Since I've gotten over that motion sickness, the only times I've gotten a bit dizzy from VR has been from when I've been doing something where I've been swinging my head around a lot, but I think I would get dizzy all the same if I wasn't in VR to be honest.
You'd get pretty disoriented in VR if the VR world was hyperbolic geometry, in which parallax doesn't really happen, going forwards looks like zooming into a picture, and you constantly have the impression of being contained in a sphere a few metres across.
>>96908>Pico is owned by ByteDance, the company behind TikTok.
Oh boy. Yeah, that's not much better than Facebook as far as I'm concerned.
Kind of skeptical of Chinese stuff, too, but being involved with one of the social media giants is far more concerning.
Though I'm still likely years away from ever buying VR things... probably.
Yeah... The unfortunate thing is that only really, really large companies have the money to agressively subside the price. It's kind of a situation like with the PS3 where the companies are basically losing tons of money in order to make it up through sales and buying market share.
Basically every other VR headset is in the $1000 range, outside of the Reverb G2 which somehow regularly sits around the $400 range.
that's a lot of pixels
Double [email protected]
? Brother, that will need a massive GPU to be driven
Not really. The Quest 2 is 1920 x 1832 per eye and with my GPU, roughly on par with a GTX 1660, I get around 60FPS in most games. For similar performance as I get would probably require an RTX 2070 maybe.
Anyways, VR has a lot of tricks up its selves when it comes to optimizing performance. SteamVR lets you dynamically change render resolution, and most headsets have some form or another of motion interpolation that allows you to run at half-frame rate and then double the effective frame rate with motion interpolation.
Sometimes I think about trying out VR but I worry I would become too absorbed by it and that it would make me unable to enjoy regular games. Because I would go from being able to see everything as if I was in the game back to viewing it through a window on a 2d plane.
>>>/jp/43002>So when you have your full setup thing on, how much of the time do you spend standing versus sitting?

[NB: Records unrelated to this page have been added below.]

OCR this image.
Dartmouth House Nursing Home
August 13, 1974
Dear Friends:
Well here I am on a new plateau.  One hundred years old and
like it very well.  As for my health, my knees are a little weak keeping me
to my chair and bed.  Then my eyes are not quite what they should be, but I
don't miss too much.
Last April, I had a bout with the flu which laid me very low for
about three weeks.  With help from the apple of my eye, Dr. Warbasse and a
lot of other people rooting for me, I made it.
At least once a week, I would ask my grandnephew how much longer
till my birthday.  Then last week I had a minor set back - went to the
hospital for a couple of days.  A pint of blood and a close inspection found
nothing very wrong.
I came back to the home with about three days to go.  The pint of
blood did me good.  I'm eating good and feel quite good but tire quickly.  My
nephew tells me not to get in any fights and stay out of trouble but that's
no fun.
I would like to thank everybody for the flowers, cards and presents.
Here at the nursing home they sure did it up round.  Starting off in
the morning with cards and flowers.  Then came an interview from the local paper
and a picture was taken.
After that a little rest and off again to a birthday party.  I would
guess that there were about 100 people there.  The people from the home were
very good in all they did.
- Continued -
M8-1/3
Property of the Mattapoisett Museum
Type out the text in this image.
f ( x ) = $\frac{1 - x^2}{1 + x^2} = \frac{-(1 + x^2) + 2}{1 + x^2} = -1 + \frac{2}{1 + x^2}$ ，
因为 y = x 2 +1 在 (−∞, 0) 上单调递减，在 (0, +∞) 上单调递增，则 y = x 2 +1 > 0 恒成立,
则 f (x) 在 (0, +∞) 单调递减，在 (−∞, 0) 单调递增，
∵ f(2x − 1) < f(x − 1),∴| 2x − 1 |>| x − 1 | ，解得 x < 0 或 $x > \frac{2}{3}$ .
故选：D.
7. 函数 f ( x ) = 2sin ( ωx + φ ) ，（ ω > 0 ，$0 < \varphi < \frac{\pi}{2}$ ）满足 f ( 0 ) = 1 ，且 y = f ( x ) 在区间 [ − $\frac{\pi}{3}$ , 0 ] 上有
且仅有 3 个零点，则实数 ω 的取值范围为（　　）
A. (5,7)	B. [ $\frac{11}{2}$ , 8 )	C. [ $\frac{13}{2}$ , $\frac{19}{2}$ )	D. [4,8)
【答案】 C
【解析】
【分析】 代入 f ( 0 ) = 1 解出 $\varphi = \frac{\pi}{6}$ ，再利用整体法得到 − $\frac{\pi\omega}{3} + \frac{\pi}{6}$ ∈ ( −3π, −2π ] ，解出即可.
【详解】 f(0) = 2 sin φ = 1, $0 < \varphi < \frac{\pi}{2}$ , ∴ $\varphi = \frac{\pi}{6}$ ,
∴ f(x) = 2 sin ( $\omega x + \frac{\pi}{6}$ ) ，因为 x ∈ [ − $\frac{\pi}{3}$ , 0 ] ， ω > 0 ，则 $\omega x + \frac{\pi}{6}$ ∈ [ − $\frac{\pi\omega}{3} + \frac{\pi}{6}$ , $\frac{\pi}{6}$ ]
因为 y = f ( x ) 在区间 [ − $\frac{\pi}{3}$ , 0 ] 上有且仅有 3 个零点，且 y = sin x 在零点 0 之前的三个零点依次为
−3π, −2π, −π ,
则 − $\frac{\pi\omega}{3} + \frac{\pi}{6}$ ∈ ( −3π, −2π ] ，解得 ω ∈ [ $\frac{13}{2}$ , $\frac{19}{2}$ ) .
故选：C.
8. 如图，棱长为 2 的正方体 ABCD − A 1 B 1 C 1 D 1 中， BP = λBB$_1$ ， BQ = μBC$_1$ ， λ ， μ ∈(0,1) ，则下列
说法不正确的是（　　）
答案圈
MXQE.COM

I do maybe 65% standing and 35% sitting or laying down. >Does it include your legs so you need to physically "walk"?
If you want to you can walk around your playspace, but the scale of VR is way too big for everyone to need to physically walk everywhere. Most often you just use the thumbsticks on your controllers to move places. The typical movement setup is that one thumbstick controls movement forward, back, and left and right and then the other thumbstick is used for turning left or right (so you don't have to physically turn around if you want to face another direction).
This video does a good job of showing that you can walk around your playspace if you want to.
Oh, so your legs are stationary when you're traveling. When do you personally use them? For minigames or stuff like that?>>97055
The video reminds me that I could never do something like this without real life dance training (and of course for people in general they'd need to be agile, not elderly, have full use of their legs and so on) which is setting a precedent in VR to follow real life limitations which is really killing the illusion for me.
I know, it's just a chat/social program developed for people in their 20s and younger and I'm being stupidly idealistic, but I can't help but be bothered by this.
>>97203>When do you personally use them?
It's kind of contextual, I guess. Mostly when I'm near something and want to walk near it, like crouching down to look at something.